Martin Pool's blog

bzr in brazil

I haven't posted here for a long time, which is bad. It's funny how many people got through phases of just not wanting or getting around to blogging.

bzr (aka bazaar-ng) is coming along pretty well. We just passed 1000 commits onto the mainline since it started self-hosting in March of this year, and we're regularly pulling in changes from contributors branches using bzr.

The emphasis has changed a lot since I started. At the time it was meant to be a research prototype to explore ideas to move back into systems based on GNU Arch. Since then, bitkeeper has exploded, and many people have started picking up the pieces, and the original schedule looks rather leisurely in retrospect.

One important consequence is that we're trying to get bzr to a finished state in its own right.

The core versioning/branching functionality is there and working: branch, push, pull, merge, status, diff, add, commit etc. Some are rather nicely polished; some less so.

I'm trying to define some specific goals for the next few months, and focus on getting them done. Near the top of the list are more compact storage and smarter mesh merging.

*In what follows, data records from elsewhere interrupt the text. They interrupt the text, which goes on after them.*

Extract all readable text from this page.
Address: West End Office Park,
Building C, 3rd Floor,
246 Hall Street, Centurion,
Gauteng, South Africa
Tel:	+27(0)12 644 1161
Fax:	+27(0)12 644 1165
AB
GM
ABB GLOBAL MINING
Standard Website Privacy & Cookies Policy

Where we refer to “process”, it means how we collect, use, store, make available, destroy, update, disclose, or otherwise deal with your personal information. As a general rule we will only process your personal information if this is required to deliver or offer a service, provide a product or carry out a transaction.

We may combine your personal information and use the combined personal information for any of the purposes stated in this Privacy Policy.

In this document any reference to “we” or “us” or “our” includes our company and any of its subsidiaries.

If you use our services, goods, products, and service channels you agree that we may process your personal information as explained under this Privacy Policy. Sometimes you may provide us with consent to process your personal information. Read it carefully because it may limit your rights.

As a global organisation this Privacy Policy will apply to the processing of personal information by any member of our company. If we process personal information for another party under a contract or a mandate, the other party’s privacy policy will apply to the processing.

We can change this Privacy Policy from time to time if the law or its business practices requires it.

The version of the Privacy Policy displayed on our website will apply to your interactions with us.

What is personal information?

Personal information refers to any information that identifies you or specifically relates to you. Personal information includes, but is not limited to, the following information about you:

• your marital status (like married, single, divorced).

One outcome of the research side is modules to do the fundamental vc algorithms of 3-way merge and weave in pure Python. A few people have suggested that merge3 in particular might usefully be contributed back into the Python standard library; after a bit more maturation I'll look into that. These have practical use in allowing it to be installed and run without any extra dependencies like GNU diff; this is moderately important on windows.

I've been in Brazil for the last couple of weeks with other folks from Canonical.com, mostly doing architecture-ish work on Launchpad, our application set for building and supporting a free software distribution. Not so much bzr hacking for now.

canonical-praia-vemilhia

Perhaps the most immediately interesting of these is Rosetta, a web-based software translation system that already used by a thousand translators. (If you consider the pool of people who are fluent in at least two languages and work on translating free numbers then a thousand is a pretty large number.)

There are some other good concepts in there — a bug tracker that really deeply understands the way code (and bugs) spread across different free software distributions and packages. They're going to need some UI love before it's easy to understand what's happening inside, but I think that will happen.

The other very cool thing is getting to spend time with Mark and other bright people here.